I’ve been reading enough lately that I think the Saturday book review will become a regular thing from now on. I don’t know that I’ll have one EVERY Saturday, but at least for a while I should have enough books to fill it up. Anyway!

This is another Story Plant book, that I have received an ARC for in exchange for my honest review.

From the book jacket:

This was supposed to be a simple summer for Billy; one more lazy expanse of time before college began. He’d fill the hours playing with Jimmy – his canine best buddy – going camping and doing all the things he promised Jimmy they’d do before Billy left.

But that was before the accident that shook the entire town.

It was before the summer job that turned into something so much more than a way to get a paycheck.

And it was before Vicki.

This summer was destined to be many things to Billy, things he truly didn’t understand until now.
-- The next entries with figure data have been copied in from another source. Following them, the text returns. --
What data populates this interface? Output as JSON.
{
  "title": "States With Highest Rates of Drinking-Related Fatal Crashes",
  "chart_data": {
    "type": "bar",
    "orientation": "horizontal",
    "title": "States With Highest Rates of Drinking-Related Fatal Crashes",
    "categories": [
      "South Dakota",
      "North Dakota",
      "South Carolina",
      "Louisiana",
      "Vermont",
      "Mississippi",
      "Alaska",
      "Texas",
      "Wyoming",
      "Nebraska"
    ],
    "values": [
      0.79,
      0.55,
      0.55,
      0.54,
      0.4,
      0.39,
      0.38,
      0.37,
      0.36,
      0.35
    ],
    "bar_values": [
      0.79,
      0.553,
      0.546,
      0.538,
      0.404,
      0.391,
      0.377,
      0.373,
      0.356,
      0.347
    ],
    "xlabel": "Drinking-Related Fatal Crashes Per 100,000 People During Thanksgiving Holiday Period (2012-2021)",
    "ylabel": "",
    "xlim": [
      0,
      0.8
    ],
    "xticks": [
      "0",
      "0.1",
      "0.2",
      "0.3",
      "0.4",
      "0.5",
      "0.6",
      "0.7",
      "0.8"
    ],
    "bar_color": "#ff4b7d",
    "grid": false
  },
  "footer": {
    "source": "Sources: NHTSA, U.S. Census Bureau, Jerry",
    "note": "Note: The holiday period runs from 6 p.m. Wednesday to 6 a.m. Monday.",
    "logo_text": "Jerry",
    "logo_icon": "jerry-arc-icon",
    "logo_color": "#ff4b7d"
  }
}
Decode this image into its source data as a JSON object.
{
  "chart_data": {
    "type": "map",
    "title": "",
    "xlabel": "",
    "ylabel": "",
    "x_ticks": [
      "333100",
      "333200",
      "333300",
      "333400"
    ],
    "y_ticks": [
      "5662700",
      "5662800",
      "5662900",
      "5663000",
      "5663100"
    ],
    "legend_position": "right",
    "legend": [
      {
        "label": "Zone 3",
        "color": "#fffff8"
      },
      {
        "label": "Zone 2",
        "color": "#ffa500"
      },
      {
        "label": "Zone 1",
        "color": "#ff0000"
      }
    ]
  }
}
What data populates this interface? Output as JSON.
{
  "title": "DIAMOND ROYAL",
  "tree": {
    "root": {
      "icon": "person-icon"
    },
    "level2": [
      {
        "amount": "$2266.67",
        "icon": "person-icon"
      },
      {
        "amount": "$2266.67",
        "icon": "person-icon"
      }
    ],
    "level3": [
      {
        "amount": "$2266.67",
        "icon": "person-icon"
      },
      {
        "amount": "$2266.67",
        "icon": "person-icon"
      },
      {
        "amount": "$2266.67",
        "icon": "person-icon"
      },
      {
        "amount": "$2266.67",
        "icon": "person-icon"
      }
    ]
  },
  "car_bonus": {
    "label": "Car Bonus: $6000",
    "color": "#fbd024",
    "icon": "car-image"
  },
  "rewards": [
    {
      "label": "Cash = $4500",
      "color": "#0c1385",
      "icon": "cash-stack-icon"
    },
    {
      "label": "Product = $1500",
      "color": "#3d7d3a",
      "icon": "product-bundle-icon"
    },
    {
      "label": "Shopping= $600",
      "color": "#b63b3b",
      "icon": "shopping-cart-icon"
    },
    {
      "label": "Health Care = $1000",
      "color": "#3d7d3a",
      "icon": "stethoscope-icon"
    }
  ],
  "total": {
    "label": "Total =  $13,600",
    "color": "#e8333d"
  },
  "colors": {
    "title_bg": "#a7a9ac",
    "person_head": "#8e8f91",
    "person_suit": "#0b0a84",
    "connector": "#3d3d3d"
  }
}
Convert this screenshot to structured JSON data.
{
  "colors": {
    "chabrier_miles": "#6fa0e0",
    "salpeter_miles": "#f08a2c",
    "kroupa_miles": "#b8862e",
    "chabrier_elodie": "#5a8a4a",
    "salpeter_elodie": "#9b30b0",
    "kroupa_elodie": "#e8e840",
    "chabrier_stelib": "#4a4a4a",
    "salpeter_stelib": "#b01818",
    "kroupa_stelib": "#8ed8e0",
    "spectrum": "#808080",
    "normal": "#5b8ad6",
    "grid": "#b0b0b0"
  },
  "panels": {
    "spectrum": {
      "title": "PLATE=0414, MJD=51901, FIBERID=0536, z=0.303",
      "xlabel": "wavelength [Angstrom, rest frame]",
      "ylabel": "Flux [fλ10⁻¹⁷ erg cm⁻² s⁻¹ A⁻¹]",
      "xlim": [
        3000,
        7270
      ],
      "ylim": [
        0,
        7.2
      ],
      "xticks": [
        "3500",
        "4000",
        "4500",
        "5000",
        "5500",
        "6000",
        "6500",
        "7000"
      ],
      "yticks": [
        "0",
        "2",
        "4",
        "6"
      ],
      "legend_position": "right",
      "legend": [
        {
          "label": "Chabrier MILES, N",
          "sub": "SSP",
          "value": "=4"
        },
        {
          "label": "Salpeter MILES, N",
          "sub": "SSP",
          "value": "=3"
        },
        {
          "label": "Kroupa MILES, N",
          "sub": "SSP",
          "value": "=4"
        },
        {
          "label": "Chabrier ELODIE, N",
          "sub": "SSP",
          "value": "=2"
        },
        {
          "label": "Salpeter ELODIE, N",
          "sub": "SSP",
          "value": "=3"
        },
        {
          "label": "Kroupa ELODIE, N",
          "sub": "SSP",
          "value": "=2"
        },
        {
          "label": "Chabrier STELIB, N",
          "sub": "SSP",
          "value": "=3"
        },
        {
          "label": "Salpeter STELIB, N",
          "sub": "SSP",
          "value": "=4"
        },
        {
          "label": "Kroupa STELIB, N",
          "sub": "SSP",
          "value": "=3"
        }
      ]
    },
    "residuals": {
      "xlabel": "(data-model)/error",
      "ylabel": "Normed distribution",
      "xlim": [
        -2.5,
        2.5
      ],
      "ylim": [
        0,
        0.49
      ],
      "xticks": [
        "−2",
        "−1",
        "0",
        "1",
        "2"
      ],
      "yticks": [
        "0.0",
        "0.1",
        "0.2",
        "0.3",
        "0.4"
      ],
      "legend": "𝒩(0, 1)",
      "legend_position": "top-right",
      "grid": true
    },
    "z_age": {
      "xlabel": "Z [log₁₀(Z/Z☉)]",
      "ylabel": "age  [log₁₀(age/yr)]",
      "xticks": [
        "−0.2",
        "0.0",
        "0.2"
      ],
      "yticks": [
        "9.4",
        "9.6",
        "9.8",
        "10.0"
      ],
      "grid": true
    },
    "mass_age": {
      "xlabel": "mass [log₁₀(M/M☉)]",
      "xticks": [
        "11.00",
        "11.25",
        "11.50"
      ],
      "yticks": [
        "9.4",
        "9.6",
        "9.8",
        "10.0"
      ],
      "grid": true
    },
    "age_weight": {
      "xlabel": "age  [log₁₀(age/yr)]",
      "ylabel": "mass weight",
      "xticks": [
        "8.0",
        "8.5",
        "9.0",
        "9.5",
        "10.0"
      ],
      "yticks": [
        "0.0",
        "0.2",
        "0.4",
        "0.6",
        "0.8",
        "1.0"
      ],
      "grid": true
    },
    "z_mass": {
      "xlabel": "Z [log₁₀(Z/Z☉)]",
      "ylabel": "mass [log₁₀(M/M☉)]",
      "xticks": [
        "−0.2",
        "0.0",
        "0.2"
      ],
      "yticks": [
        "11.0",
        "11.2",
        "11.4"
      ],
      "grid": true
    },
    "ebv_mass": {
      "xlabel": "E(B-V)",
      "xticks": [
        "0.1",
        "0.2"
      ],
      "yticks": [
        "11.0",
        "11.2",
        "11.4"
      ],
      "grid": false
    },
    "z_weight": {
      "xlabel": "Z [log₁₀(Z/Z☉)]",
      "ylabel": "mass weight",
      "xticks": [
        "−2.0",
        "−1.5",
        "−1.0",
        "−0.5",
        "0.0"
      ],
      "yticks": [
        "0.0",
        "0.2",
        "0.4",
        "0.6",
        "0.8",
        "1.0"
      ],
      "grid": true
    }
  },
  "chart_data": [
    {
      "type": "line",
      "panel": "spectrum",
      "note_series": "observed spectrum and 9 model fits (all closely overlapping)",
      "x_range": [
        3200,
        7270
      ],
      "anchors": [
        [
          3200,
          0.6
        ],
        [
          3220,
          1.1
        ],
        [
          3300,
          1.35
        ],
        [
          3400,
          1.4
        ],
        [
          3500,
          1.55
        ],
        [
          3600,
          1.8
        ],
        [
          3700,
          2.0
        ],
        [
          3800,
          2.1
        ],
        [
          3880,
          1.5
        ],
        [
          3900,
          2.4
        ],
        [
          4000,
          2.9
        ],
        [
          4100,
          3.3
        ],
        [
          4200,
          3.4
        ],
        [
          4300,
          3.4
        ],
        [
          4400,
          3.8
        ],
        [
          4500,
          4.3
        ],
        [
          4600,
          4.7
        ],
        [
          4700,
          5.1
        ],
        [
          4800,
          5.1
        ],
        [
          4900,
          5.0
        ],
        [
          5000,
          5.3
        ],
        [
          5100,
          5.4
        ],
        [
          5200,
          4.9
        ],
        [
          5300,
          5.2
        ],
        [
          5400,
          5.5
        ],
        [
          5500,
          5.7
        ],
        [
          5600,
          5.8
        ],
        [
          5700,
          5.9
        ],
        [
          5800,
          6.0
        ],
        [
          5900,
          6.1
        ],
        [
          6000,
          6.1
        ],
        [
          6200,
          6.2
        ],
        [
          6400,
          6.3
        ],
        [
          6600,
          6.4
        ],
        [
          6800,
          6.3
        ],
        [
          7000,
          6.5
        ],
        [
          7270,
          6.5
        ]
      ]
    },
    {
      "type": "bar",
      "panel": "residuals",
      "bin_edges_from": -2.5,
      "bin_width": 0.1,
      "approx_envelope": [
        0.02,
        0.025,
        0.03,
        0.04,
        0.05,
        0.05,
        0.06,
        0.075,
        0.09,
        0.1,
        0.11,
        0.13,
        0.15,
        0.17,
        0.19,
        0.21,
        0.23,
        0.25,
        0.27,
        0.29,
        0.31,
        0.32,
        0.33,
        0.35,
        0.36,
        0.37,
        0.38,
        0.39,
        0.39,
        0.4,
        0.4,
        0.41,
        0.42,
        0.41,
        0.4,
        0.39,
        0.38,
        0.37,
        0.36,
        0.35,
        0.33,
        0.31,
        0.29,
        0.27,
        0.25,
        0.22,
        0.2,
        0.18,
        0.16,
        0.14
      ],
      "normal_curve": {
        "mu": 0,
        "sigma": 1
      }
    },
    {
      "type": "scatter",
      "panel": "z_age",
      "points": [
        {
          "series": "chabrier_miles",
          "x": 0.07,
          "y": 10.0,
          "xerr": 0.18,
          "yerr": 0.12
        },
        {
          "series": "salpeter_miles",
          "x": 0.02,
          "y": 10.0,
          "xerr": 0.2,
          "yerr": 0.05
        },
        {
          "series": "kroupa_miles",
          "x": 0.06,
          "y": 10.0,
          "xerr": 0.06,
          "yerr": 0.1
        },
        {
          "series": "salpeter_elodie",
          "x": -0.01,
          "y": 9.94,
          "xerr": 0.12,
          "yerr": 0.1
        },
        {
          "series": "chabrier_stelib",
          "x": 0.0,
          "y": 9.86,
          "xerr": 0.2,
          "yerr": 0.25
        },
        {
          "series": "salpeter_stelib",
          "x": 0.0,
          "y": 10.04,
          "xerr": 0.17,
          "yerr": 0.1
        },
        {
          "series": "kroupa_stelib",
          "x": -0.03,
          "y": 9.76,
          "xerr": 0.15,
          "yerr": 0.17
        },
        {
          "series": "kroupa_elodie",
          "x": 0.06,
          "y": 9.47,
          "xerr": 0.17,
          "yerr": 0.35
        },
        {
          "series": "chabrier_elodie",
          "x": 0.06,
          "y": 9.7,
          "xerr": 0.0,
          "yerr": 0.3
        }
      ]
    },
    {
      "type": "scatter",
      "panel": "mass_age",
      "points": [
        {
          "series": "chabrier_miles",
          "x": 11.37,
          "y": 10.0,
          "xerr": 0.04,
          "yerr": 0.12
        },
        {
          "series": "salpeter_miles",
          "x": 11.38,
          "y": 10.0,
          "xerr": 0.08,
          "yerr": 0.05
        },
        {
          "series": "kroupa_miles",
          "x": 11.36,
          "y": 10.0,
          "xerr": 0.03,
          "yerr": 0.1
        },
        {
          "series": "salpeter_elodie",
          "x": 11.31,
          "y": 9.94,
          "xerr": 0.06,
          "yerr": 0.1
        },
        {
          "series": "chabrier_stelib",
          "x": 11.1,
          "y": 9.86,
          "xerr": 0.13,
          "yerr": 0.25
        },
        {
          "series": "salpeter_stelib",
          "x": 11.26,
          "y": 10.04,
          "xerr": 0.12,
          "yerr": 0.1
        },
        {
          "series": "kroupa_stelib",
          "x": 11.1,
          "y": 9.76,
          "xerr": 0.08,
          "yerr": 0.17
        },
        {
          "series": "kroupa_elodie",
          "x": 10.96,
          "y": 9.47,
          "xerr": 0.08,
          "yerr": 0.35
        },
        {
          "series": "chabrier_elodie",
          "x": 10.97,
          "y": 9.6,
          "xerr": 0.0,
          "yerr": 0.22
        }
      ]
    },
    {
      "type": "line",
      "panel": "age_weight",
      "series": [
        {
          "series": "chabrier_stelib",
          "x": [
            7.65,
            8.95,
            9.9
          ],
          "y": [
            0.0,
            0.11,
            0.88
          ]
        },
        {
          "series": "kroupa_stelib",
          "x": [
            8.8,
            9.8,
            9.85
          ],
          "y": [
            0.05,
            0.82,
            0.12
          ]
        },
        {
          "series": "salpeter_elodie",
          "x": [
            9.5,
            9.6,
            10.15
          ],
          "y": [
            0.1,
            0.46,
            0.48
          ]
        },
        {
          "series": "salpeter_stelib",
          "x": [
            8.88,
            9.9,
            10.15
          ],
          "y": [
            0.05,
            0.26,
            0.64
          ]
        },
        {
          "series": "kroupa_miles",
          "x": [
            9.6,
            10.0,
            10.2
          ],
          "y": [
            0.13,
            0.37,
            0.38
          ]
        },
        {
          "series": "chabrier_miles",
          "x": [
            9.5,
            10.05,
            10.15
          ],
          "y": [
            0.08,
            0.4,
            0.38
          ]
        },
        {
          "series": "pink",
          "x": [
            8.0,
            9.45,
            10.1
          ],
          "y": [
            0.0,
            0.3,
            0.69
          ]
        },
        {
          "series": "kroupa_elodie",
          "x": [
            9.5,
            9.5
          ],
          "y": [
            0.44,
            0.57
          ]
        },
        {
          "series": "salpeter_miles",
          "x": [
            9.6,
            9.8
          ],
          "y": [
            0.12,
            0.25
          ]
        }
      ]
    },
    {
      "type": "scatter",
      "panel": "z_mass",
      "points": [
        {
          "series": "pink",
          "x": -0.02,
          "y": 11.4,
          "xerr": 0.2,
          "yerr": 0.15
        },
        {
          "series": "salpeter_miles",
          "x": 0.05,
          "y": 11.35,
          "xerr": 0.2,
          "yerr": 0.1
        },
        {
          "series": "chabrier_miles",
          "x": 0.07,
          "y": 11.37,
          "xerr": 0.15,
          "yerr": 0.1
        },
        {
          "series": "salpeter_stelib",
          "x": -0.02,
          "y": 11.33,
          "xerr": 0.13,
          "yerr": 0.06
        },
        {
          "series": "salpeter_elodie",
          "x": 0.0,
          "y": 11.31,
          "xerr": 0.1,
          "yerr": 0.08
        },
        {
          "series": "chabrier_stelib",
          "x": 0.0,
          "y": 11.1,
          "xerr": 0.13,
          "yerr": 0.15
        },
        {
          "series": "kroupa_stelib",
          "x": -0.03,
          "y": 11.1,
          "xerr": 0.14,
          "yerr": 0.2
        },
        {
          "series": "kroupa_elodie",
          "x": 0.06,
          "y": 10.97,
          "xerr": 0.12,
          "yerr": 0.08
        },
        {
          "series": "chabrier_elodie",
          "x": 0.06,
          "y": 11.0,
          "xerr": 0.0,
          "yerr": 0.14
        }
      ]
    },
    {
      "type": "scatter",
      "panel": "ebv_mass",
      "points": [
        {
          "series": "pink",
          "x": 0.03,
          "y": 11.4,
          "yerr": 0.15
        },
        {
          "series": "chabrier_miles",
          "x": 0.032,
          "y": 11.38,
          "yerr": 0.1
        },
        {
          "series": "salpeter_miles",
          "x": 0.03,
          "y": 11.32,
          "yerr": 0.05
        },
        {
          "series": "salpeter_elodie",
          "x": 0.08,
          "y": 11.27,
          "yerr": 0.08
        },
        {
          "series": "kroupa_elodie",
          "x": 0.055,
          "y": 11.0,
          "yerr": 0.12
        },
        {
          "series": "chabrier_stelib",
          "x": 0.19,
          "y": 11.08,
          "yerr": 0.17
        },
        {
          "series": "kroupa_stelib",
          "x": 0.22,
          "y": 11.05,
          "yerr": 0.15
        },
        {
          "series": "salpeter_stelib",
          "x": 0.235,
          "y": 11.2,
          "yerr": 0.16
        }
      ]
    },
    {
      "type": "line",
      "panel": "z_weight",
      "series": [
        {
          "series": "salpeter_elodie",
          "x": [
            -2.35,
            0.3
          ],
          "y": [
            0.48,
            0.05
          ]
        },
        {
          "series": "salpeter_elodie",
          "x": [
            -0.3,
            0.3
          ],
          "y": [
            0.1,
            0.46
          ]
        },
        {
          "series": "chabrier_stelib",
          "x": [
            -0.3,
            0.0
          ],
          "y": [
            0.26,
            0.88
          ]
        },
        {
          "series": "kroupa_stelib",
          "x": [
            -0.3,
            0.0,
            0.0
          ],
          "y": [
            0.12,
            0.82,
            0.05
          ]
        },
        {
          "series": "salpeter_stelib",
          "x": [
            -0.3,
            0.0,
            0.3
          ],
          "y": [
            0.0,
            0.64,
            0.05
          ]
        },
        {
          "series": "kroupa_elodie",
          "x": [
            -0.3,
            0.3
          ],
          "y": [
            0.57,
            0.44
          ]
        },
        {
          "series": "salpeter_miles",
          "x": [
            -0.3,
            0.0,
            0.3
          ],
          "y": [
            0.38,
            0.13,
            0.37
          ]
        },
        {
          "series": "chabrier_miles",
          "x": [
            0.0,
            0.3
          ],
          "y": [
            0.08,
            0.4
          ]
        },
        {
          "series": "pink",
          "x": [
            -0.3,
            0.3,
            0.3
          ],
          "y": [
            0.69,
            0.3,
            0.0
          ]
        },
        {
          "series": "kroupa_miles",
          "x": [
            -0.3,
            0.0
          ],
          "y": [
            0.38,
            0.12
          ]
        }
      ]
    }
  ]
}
But it was definitely not going to be simple.

I don’t commonly incorporate the entire description from the blurb in my reviews, but the wording of this one struck me as important to how I approached the book. Just from the description, I can get a decent idea of what the book probably reads like. It’s a coming-of-age tale, a boy and his dog, and then his idyllic small-town life is flipped on its head by Drama and Mayhem. Fair enough. Classic story, one that’s been done to death but still manages to stay interesting. I was game. Nervous, but game.

See, when I see sentences like “the accident that shook the entire town,” I start getting suspicious about the plot. Too often we see something like this and the ENTIRE TOWN stops on a dime to obsess about this tiny detail that happened to some 17-year-old kid. Having grown up in a small town, yes–I can say that it certainly would have been noticed, but that doesn’t mean that everyone suddenly knows and judges. (Shuuuuuun.) So while hopeful, I approached the book with trepidation.

I worried in vain.

Manchester’s writing takes an easy edge with the catastrophe–showing that it’s affecting the town while it destroys the young men involved. It takes young love, complicates it believably, and makes it work out exactly as one might expect. And it takes that gripping fear of graduation and “what on Earth am I supposed to do with my life” and spins it exactly how we likely all lived it.

Billy is incredibly likable and believable in both his strengths and his flaws. His relationship with Jimmy, his aging shelter mutt, is well-rounded just like any other interpersonal relationship in the book. His struggle with seeing his friends all have definite plans for the future, and not knowing what he wants to be when he grows up is familiar. And the conflict between Billy and his friends Charlie and Mark is incredibly real and painful.

The story moves at the relatively quick pace of a classic YA/coming-of-age story, but for once I didn’t mind it. There was neither anything I felt got rushed (even the romance subplot flowed nicely) nor parts I thought were drawn out too long. It ended exactly the way I felt it should (though I have hopes and feelings about the conclusion of the Vicki arc) and spared nothing.

A genuine feel-good book, even with the darkness at its core. Well-written and evocative, Manchester has bottled the feeling of limbo between high school and college–childhood and adulthood–and trapped it within 276 of literary magic. And if the ending doesn’t at least tap the slightest bit at the same feelings that the end of Toy Story 3 did, I’m not sure where you’ve hidden your heart. Absolutely a book to check out.

Rating: **** – Recommended

The Changing Season will hit shelves this Tuesday, February 23, 2016.